Opponents of adding protections aren’t giving up their fight.

Sen. Ed Emery, a Lamar Republican and past sponsor of a bill that would require students to use bathrooms that correspond with their assigned gender at birth, said that even if the bill doesn’t include protections for transgender Missourians, he’d still oppose it.

Being gay is a behavior, Emery said, not genetic.

“I don’t see genetic differences the same as behavioral differences,” Emery said. “That’s basically the bottom line.”

In the past, the bill also has faced opposition from the Missouri Chamber of Commerce and Industry, which worried that additional protected classes could lead to more lawsuits against employers.

With the passage last year of legislation that makes it more difficult to prove discrimination cases against former employers, it is unclear if the chamber is still opposed.
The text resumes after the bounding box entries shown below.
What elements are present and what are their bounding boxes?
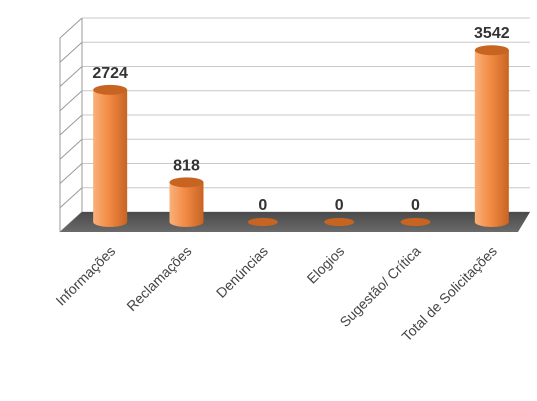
side-wall-grid-line <box>59 90 83 112</box>
bar-zero-disk <box>324 218 355 226</box>
data-label: 0 <box>411 197 420 214</box>
data-labels: 2724 818 0 0 0 3542 <box>92 25 509 214</box>
bar-top <box>93 84 128 95</box>
bar-top <box>169 177 204 188</box>
x-tick-label: Sugestão/ Crítica <box>336 243 423 330</box>
bar-top <box>474 45 509 56</box>
x-tick-label: Denúncias <box>213 243 271 301</box>
bar <box>474 45 509 228</box>
x-tick-label: Elogios <box>304 243 348 287</box>
bar-body <box>169 182 204 227</box>
bar-body <box>93 89 128 227</box>
x-tick-label: Reclamações <box>123 243 194 314</box>
side-wall-grid-line <box>59 187 83 209</box>
grid-lines <box>59 17 530 233</box>
data-label: 3542 <box>474 25 510 42</box>
chart-floor <box>60 212 530 232</box>
bar-zero-disk <box>247 218 278 226</box>
data-label: 2724 <box>92 65 128 82</box>
data-label: 0 <box>335 197 344 214</box>
bar-series <box>93 45 509 228</box>
side-wall-grid-line <box>59 17 83 39</box>
x-tick-labels: Informações Reclamações Denúncias ElogiosSu… <box>52 243 499 345</box>
side-wall-grid-line <box>59 41 83 63</box>
bar-body <box>474 50 509 228</box>
chart-axes <box>59 18 530 232</box>
bar <box>169 177 204 227</box>
data-label: 0 <box>258 197 267 214</box>
bar <box>93 84 128 227</box>
side-wall-grid-line <box>59 66 83 87</box>
side-wall-grid-line <box>59 163 83 184</box>
data-label: 818 <box>173 157 200 174</box>
bar-zero-disk <box>400 218 431 226</box>
side-wall-grid-line <box>59 138 83 160</box>
side-wall-grid-line <box>59 114 83 136</box>
x-tick-label: Informações <box>52 243 118 309</box>
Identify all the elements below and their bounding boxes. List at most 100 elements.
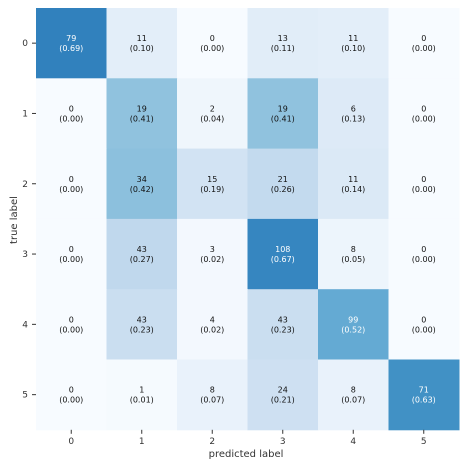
- cell-count-label: 11: [348, 175, 358, 184]
- y-tick-label: 0: [22, 39, 28, 49]
- y-axis-label: true label: [9, 196, 20, 244]
- heatmap-cell: [177, 218, 248, 290]
- heatmap-cell: [388, 8, 460, 79]
- cell-count-label: 24: [278, 386, 288, 395]
- cell-count-label: 43: [137, 315, 147, 324]
- cell-fraction-label: (0.10): [341, 44, 365, 53]
- heatmap-cell: [247, 148, 319, 220]
- cell-count-label: 1: [139, 386, 144, 395]
- cell-fraction-label: (0.10): [130, 44, 154, 53]
- heatmap-cell: [177, 78, 248, 150]
- heatmap-cell: [106, 359, 178, 431]
- heatmap-cell: [388, 359, 460, 431]
- cell-fraction-label: (0.00): [59, 185, 83, 194]
- heatmap-cell: [247, 359, 319, 431]
- x-tick-label: 3: [280, 437, 286, 447]
- cell-count-label: 8: [351, 245, 356, 254]
- heatmap-cell: [318, 78, 389, 150]
- cell-fraction-label: (0.42): [130, 185, 154, 194]
- cell-fraction-label: (0.26): [271, 185, 295, 194]
- cell-fraction-label: (0.41): [130, 114, 154, 123]
- heatmap-cell: [177, 148, 248, 220]
- cell-fraction-label: (0.05): [341, 255, 365, 264]
- cell-count-label: 19: [137, 104, 147, 113]
- cell-fraction-label: (0.02): [200, 325, 224, 334]
- cell-fraction-label: (0.27): [130, 255, 154, 264]
- cell-count-label: 0: [421, 245, 426, 254]
- y-tick-label: 5: [22, 391, 28, 401]
- y-tick-label: 4: [22, 320, 28, 330]
- cell-count-label: 21: [278, 175, 288, 184]
- heatmap-cell: [177, 289, 248, 360]
- cell-count-label: 79: [66, 34, 76, 43]
- heatmap-cell: [318, 359, 389, 431]
- cell-count-label: 0: [69, 386, 74, 395]
- cell-count-label: 11: [348, 34, 358, 43]
- x-tick-label: 0: [68, 437, 74, 447]
- heatmap-cell: [318, 8, 389, 79]
- cell-fraction-label: (0.00): [412, 114, 436, 123]
- cell-count-label: 2: [210, 104, 215, 113]
- cell-fraction-label: (0.13): [341, 114, 365, 123]
- cell-fraction-label: (0.63): [412, 396, 436, 405]
- heatmap-cell: [388, 218, 460, 290]
- cell-fraction-label: (0.23): [130, 325, 154, 334]
- cell-fraction-label: (0.00): [412, 44, 436, 53]
- cell-count-label: 11: [137, 34, 147, 43]
- cell-count-label: 0: [421, 34, 426, 43]
- heatmap-cell: [388, 289, 460, 360]
- cell-fraction-label: (0.00): [59, 325, 83, 334]
- cell-fraction-label: (0.00): [59, 396, 83, 405]
- cell-count-label: 0: [69, 175, 74, 184]
- y-tick-label: 1: [22, 109, 28, 119]
- cell-fraction-label: (0.21): [271, 396, 295, 405]
- heatmap-cell: [106, 148, 178, 220]
- cell-count-label: 0: [210, 34, 215, 43]
- x-tick-label: 4: [350, 437, 356, 447]
- cell-fraction-label: (0.11): [271, 44, 295, 53]
- cell-fraction-label: (0.41): [271, 114, 295, 123]
- cell-fraction-label: (0.52): [341, 325, 365, 334]
- x-tick-label: 5: [421, 437, 427, 447]
- cell-count-label: 8: [210, 386, 215, 395]
- cell-fraction-label: (0.00): [412, 325, 436, 334]
- heatmap-cell: [177, 8, 248, 79]
- cell-fraction-label: (0.00): [59, 114, 83, 123]
- cell-fraction-label: (0.02): [200, 255, 224, 264]
- cell-count-label: 34: [137, 175, 147, 184]
- y-axis-ticks: 0 1 2 3 4 5: [22, 39, 36, 401]
- heatmap-cell: [177, 359, 248, 431]
- cell-count-label: 8: [351, 386, 356, 395]
- heatmap-cell: [247, 78, 319, 150]
- x-axis-ticks: 0 1 2 3 4 5: [68, 429, 427, 447]
- cell-fraction-label: (0.00): [412, 185, 436, 194]
- heatmap-cell: [247, 8, 319, 79]
- cell-fraction-label: (0.00): [200, 44, 224, 53]
- cell-fraction-label: (0.04): [200, 114, 224, 123]
- cell-count-label: 0: [421, 175, 426, 184]
- heatmap-cell: [106, 8, 178, 79]
- heatmap-cell: [106, 78, 178, 150]
- y-tick-label: 2: [22, 180, 28, 190]
- cell-count-label: 71: [419, 386, 429, 395]
- heatmap-cell: [36, 218, 107, 290]
- cell-count-label: 13: [278, 34, 288, 43]
- heatmap-cell: [106, 289, 178, 360]
- cell-count-label: 0: [69, 104, 74, 113]
- cell-count-label: 43: [137, 245, 147, 254]
- heatmap-cell: [247, 289, 319, 360]
- heatmap-cells: 79(0.69)11(0.10)0(0.00)13(0.11)11(0.10)0…: [36, 8, 460, 431]
- cell-count-label: 0: [69, 315, 74, 324]
- cell-count-label: 19: [278, 104, 288, 113]
- cell-count-label: 4: [210, 315, 215, 324]
- cell-count-label: 0: [69, 245, 74, 254]
- heatmap-cell: [106, 218, 178, 290]
- x-tick-label: 1: [139, 437, 145, 447]
- cell-count-label: 0: [421, 315, 426, 324]
- heatmap-cell: [36, 8, 107, 79]
- cell-fraction-label: (0.14): [341, 185, 365, 194]
- heatmap-cell: [388, 148, 460, 220]
- heatmap-cell: [388, 78, 460, 150]
- x-axis-label: predicted label: [209, 449, 284, 460]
The chamber’s spokeswoman did not return repeated requests for comment.

The chamber’s lack of support was disappointing, Hannegan said, as many of its members have been outspoken in favoring the bill, including the Monsanto Co., which was recognized as one of the most LGBT-friendly workplaces.
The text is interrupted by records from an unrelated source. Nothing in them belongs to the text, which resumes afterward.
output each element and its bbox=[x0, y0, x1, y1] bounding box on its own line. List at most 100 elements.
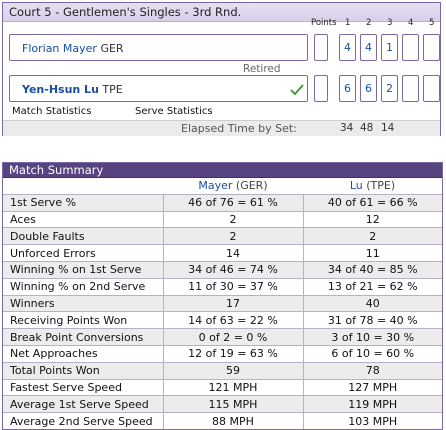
stat-label: Average 1st Serve Speed bbox=[3, 395, 163, 413]
elapsed-time-label: Elapsed Time by Set: bbox=[181, 122, 297, 135]
stat-label: Double Faults bbox=[3, 227, 163, 245]
summary-row: Unforced Errors 14 11 bbox=[3, 244, 442, 262]
player-1-value: 14 of 63 = 22 % bbox=[162, 311, 303, 329]
player-1-set-2: 4 bbox=[360, 34, 377, 61]
summary-row: Receiving Points Won 14 of 63 = 22 % 31 of… bbox=[3, 311, 442, 329]
player-1-value: 121 MPH bbox=[162, 378, 303, 396]
player-1-value: 88 MPH bbox=[162, 412, 303, 429]
player-1-set-5 bbox=[423, 34, 440, 61]
match-statistics-link[interactable]: Match Statistics bbox=[12, 106, 92, 117]
player-1-value: 2 bbox=[162, 210, 303, 228]
summary-row: Average 1st Serve Speed 115 MPH 119 MPH bbox=[3, 395, 442, 413]
player-2-set-2: 6 bbox=[360, 75, 377, 102]
elapsed-time-row: Elapsed Time by Set: 34 48 14 bbox=[3, 120, 440, 136]
player-2-value: 34 of 40 = 85 % bbox=[302, 260, 442, 279]
stat-label: Aces bbox=[3, 210, 163, 228]
player-2-value: 119 MPH bbox=[302, 395, 442, 413]
player-2-name[interactable]: Yen-Hsun Lu TPE bbox=[22, 83, 123, 96]
summary-row: Break Point Conversions 0 of 2 = 0 % 3 of … bbox=[3, 328, 442, 346]
player-1-value: 11 of 30 = 37 % bbox=[162, 277, 303, 296]
player-1-value: 0 of 2 = 0 % bbox=[162, 328, 303, 346]
header-player-2-country: (TPE) bbox=[366, 179, 396, 193]
player-2-set-3: 2 bbox=[381, 75, 398, 102]
player-1-value: 46 of 76 = 61 % bbox=[162, 193, 303, 212]
player-2-set-4 bbox=[402, 75, 419, 102]
stat-label: Average 2nd Serve Speed bbox=[3, 412, 163, 429]
summary-row: Aces 2 12 bbox=[3, 210, 442, 228]
player-2-name-text[interactable]: Yen-Hsun Lu bbox=[22, 83, 99, 96]
player-1-value: 59 bbox=[162, 361, 303, 380]
stat-label: Total Points Won bbox=[3, 361, 163, 380]
scoreboard-panel: Court 5 - Gentlemen's Singles - 3rd Rnd.… bbox=[2, 2, 441, 136]
stat-label: Fastest Serve Speed bbox=[3, 378, 163, 396]
player-1-value: 12 of 19 = 63 % bbox=[162, 344, 303, 363]
summary-row: Winners 17 40 bbox=[3, 294, 442, 312]
points-column-header: Points bbox=[311, 18, 337, 28]
player-2-box[interactable]: Yen-Hsun Lu TPE bbox=[9, 75, 308, 102]
match-summary-title: Match Summary bbox=[9, 163, 104, 177]
summary-row: Fastest Serve Speed 121 MPH 127 MPH bbox=[3, 378, 442, 396]
player-2-value: 2 bbox=[302, 227, 442, 245]
stat-label: Winning % on 1st Serve bbox=[3, 260, 163, 279]
header-blank bbox=[3, 178, 163, 195]
player-1-country: GER bbox=[100, 42, 124, 55]
elapsed-set-2: 48 bbox=[360, 122, 374, 134]
summary-row: Winning % on 2nd Serve 11 of 30 = 37 % 13 … bbox=[3, 277, 442, 296]
scoreboard-header: Court 5 - Gentlemen's Singles - 3rd Rnd. bbox=[3, 3, 440, 22]
match-summary-panel: Match Summary Mayer (GER) Lu (TPE) 1st S… bbox=[2, 162, 443, 430]
header-player-1: Mayer (GER) bbox=[163, 178, 303, 195]
header-player-2-name: Lu bbox=[349, 179, 363, 193]
player-1-value: 14 bbox=[162, 244, 303, 262]
player-2-value: 6 of 10 = 60 % bbox=[302, 344, 442, 363]
set-5-header: 5 bbox=[429, 18, 435, 28]
player-2-value: 11 bbox=[302, 244, 442, 262]
match-title: Court 5 - Gentlemen's Singles - 3rd Rnd. bbox=[9, 5, 242, 19]
player-2-value: 103 MPH bbox=[302, 412, 442, 429]
match-summary-title-bar: Match Summary bbox=[3, 163, 442, 178]
player-1-value: 34 of 46 = 74 % bbox=[162, 260, 303, 279]
player-2-set-1: 6 bbox=[339, 75, 356, 102]
player-1-name[interactable]: Florian Mayer GER bbox=[22, 42, 124, 55]
elapsed-set-3: 14 bbox=[381, 122, 395, 134]
retired-status: Retired bbox=[243, 63, 281, 75]
serve-statistics-link[interactable]: Serve Statistics bbox=[135, 106, 213, 117]
player-2-value: 40 of 61 = 66 % bbox=[302, 193, 442, 212]
player-2-value: 127 MPH bbox=[302, 378, 442, 396]
header-player-1-name: Mayer bbox=[198, 179, 233, 193]
player-2-value: 3 of 10 = 30 % bbox=[302, 328, 442, 346]
player-2-points-cell bbox=[314, 75, 328, 102]
player-2-value: 12 bbox=[302, 210, 442, 228]
player-1-value: 2 bbox=[162, 227, 303, 245]
player-1-value: 17 bbox=[162, 294, 303, 312]
header-player-1-country: (GER) bbox=[235, 179, 268, 193]
player-1-value: 115 MPH bbox=[162, 395, 303, 413]
check-icon bbox=[290, 84, 304, 99]
player-1-name-text[interactable]: Florian Mayer bbox=[22, 42, 97, 55]
set-2-header: 2 bbox=[366, 18, 372, 28]
player-2-value: 13 of 21 = 62 % bbox=[302, 277, 442, 296]
player-1-box[interactable]: Florian Mayer GER bbox=[9, 34, 308, 61]
set-3-header: 3 bbox=[387, 18, 393, 28]
player-2-country: TPE bbox=[102, 83, 123, 96]
summary-row: Net Approaches 12 of 19 = 63 % 6 of 10 = 6… bbox=[3, 344, 442, 363]
stat-label: Winning % on 2nd Serve bbox=[3, 277, 163, 296]
player-2-set-5 bbox=[423, 75, 440, 102]
summary-row: Total Points Won 59 78 bbox=[3, 361, 442, 380]
summary-row: Winning % on 1st Serve 34 of 46 = 74 % 34 … bbox=[3, 260, 442, 279]
player-2-value: 31 of 78 = 40 % bbox=[302, 311, 442, 329]
stat-label: Unforced Errors bbox=[3, 244, 163, 262]
player-2-value: 40 bbox=[302, 294, 442, 312]
summary-row: Average 2nd Serve Speed 88 MPH 103 MPH bbox=[3, 412, 442, 429]
summary-row: Double Faults 2 2 bbox=[3, 227, 442, 245]
match-summary-table: Mayer (GER) Lu (TPE) 1st Serve % 46 of 76… bbox=[3, 178, 442, 429]
stat-label: Net Approaches bbox=[3, 344, 163, 363]
elapsed-set-1: 34 bbox=[340, 122, 354, 134]
player-2-value: 78 bbox=[302, 361, 442, 380]
stat-label: Winners bbox=[3, 294, 163, 312]
summary-row: 1st Serve % 46 of 76 = 61 % 40 of 61 = 66 … bbox=[3, 193, 442, 212]
stat-label: Break Point Conversions bbox=[3, 328, 163, 346]
header-player-2: Lu (TPE) bbox=[303, 178, 442, 195]
player-1-set-1: 4 bbox=[339, 34, 356, 61]
player-1-set-3: 1 bbox=[381, 34, 398, 61]
stat-label: 1st Serve % bbox=[3, 193, 163, 212]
Perkins “vehemently” opposes Stephens’ bill and said it’s the first time in recent years that gender identity has been excluded from the act’s language.
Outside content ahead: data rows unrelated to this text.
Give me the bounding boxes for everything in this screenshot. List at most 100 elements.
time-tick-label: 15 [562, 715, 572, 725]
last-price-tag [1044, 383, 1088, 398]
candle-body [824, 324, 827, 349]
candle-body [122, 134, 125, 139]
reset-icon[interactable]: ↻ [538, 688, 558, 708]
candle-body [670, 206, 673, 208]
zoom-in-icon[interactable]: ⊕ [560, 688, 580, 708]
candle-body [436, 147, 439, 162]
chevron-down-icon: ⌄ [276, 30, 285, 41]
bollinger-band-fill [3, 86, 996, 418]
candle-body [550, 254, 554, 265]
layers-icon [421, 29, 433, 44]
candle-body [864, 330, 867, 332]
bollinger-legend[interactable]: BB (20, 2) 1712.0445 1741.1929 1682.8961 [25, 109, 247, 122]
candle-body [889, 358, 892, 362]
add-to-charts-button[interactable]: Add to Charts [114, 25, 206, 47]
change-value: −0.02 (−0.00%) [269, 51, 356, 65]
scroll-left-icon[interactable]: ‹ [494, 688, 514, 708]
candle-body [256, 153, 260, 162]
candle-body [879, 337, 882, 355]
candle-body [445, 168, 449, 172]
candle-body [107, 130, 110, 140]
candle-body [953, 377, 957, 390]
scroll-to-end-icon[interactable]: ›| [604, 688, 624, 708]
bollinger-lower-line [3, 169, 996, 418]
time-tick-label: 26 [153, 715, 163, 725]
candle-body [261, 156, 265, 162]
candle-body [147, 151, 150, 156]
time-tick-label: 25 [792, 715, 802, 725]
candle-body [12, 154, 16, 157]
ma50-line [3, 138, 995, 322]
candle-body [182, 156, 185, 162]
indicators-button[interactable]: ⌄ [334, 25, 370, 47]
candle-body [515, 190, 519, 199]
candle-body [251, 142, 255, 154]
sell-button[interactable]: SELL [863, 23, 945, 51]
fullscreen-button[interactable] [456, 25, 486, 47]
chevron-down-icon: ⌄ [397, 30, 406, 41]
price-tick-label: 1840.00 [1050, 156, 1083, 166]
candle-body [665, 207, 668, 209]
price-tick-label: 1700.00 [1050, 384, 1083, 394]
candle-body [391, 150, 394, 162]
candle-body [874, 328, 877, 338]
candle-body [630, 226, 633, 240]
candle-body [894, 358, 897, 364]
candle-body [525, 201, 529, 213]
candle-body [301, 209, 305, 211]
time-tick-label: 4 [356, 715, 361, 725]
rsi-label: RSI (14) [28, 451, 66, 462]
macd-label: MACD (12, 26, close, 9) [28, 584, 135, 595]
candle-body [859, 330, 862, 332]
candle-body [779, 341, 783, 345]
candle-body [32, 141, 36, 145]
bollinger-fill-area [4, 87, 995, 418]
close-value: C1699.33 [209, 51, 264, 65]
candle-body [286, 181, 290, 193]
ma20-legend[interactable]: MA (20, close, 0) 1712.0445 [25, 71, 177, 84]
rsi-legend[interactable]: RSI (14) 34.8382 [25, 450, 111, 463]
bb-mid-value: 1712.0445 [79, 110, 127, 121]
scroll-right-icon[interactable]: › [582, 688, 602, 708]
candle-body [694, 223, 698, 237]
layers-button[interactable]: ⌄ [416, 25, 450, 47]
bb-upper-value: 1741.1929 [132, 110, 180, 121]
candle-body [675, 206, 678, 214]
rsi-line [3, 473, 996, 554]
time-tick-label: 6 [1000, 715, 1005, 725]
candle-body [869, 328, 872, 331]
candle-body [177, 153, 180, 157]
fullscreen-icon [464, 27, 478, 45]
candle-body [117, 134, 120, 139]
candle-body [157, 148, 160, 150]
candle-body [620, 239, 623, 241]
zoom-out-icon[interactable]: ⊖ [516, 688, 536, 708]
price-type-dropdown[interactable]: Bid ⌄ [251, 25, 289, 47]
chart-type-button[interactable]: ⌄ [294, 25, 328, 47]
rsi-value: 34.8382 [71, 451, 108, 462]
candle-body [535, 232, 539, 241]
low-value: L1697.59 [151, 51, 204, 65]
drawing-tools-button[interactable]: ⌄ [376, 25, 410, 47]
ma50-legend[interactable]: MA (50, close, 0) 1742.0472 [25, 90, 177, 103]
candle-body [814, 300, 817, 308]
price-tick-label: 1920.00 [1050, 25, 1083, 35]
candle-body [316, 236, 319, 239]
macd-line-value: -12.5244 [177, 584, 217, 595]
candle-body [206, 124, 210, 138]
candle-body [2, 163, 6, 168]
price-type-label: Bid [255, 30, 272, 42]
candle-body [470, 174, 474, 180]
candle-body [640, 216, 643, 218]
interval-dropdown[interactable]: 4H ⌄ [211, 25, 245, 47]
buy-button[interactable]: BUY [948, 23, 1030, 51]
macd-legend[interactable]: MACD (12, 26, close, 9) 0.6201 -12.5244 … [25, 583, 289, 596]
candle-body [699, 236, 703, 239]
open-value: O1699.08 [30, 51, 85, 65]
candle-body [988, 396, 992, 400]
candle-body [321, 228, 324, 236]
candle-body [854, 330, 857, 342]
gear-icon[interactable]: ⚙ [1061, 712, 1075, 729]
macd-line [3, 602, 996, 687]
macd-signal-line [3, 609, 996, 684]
Stephens said the exclusion stems from possible privacy concerns.

“Among the House, privacy will be a part of their concern,” Stephens said. “And I would like to see us move forward in that area without those concerns derailing the process.”

Perkins said the phrase “privacy concerns” is often used in reference to bathroom access — an issue Perkins is familiar with after evangelical groups worked to overturn a Springfield ordinance that protected LGBT people from discrimination by arguing the law would protect cross-dressing sexual predators who wished to lurk in women’s restrooms.

“As a transgender man myself, this issue of leaving out gender identity affects me personally, but it’s also important to the entire LGBT community to keep sexual orientation and gender identity together in a bill like this,” Perkins said. “Safety and privacy is important to all of us, including in places like restrooms and locker rooms. We already have laws in place that make it illegal for people to harm or harass others or invade their privacy. And anyone who does that can and should be prosecuted.”

Stephens’ bill attempts to segregate the LGBT community, Perkins said, but the community is “not going to move backwards on that.”

Both Razer and Hannegan said they would vote against any bill that didn’t include gender identity.

“The folks that are really under attack are the transgender community. Acceptance of the trans community is way behind lesbian, gay and bisexual people,” Razer said.

He said there was “a large misunderstanding about transgender issues, which we need to start educating people about.”

“There used to be a divide in the LGBT community,” Razer said. “I would say 10 years ago, there were a lot of gay men and women who would say, ‘We’ve got to drop the T.’

“In the last 10 years, there’s been education in our community, and there’s become an acceptance. They are not hurting the movement. They are part of us.”